Phosphates are present on the surface of the Mio-Pliocene unconformity in the Otway, Port Phillip and Gippsland basins of south-east Australia. The phosphates occur as lenticular lag deposits and include reworked phosphatic intraclasts, vertebrate bone and teeth. In situ phosphatized burrows are also found in sediments of Late Miocene and Early Pliocene age. The phosphatic intraclasts on the unconformity are interpreted as reworked phosphatized burrows derived from latest Miocene sediments (6 to 5 Ma).

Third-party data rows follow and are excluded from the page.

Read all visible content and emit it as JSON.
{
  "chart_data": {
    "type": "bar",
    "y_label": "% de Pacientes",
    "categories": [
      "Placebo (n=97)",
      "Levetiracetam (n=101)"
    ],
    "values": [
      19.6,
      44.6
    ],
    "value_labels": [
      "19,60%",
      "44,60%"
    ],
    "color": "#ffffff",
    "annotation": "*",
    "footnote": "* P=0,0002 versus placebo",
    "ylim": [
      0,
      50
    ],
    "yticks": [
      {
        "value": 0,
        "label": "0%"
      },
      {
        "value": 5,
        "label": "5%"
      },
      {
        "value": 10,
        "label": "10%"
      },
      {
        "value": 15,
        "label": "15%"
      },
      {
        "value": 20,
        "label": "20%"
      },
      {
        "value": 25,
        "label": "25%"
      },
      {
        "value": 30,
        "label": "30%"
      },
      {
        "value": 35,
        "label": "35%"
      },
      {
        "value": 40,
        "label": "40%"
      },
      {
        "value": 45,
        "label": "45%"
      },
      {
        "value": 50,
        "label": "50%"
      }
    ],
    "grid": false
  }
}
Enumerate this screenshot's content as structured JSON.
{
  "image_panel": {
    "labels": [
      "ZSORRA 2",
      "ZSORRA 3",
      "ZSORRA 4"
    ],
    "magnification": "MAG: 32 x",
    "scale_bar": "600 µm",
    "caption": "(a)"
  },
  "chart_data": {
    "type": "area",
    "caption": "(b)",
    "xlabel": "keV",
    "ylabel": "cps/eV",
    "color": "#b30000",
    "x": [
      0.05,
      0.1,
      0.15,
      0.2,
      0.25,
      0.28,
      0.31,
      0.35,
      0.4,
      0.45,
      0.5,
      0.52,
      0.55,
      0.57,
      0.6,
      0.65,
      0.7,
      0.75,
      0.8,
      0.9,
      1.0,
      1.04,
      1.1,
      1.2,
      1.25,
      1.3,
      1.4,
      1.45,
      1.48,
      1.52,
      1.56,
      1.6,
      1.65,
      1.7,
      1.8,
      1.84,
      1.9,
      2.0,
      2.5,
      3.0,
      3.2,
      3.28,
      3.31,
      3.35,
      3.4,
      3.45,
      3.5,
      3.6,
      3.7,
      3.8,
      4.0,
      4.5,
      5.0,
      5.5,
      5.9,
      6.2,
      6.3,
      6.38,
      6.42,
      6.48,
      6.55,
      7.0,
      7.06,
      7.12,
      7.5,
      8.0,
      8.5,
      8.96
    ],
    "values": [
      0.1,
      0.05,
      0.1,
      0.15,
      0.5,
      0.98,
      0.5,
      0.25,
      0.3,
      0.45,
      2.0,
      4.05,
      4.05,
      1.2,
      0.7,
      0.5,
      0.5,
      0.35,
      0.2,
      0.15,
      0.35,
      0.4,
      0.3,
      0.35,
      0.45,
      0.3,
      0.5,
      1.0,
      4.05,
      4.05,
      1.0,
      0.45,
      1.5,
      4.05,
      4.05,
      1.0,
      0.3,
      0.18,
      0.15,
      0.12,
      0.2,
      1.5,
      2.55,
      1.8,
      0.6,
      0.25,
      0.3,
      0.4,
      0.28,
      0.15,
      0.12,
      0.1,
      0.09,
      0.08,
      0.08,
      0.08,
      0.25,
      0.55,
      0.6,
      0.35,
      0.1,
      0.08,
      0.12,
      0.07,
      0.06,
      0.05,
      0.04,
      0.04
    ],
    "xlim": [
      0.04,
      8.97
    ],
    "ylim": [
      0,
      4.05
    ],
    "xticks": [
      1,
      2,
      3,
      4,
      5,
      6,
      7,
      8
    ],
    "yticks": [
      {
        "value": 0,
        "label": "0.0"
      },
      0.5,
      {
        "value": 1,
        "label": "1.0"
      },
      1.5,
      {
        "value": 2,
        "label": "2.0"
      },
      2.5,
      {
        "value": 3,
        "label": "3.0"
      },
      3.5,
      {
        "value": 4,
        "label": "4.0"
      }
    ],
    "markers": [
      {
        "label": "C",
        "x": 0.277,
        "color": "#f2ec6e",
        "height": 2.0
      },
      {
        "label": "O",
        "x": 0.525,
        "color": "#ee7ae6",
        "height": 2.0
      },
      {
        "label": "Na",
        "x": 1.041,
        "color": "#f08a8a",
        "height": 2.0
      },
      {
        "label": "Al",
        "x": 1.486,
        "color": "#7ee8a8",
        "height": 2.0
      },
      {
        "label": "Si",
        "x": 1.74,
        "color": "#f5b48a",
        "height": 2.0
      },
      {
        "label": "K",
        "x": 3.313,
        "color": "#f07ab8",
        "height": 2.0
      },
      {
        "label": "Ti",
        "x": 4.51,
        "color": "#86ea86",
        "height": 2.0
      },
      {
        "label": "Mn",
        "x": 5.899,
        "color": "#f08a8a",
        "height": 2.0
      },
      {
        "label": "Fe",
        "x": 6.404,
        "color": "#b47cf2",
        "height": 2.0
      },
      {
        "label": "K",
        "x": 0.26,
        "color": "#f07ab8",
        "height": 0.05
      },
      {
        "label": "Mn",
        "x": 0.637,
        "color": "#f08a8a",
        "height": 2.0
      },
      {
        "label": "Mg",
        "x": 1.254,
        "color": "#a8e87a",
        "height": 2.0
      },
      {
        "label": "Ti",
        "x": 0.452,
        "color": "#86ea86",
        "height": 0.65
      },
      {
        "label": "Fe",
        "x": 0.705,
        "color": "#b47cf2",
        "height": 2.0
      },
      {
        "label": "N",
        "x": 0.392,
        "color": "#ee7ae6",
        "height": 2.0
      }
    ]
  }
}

The phosphatization of these intraclasts is temporally related to the unconformity. The timing of phosphogenesis coincides with a period of transgression across the south-east Australian margin following Late Miocene uplift. This transgression is responsible for initial marine erosion of the underlying Miocene sequence, creation of a period of very slow sedimentation that was favourable to phosphate formation and subsequent deposition of the latest Miocene through to Pliocene sediments. The continental weathering of the uplifted highlands adjacent to the sedimentary basins, global phosphorus enrichment in the Late Miocene oceans and localized upwelling may all have contributed to phosphatization in south-eastern Australia.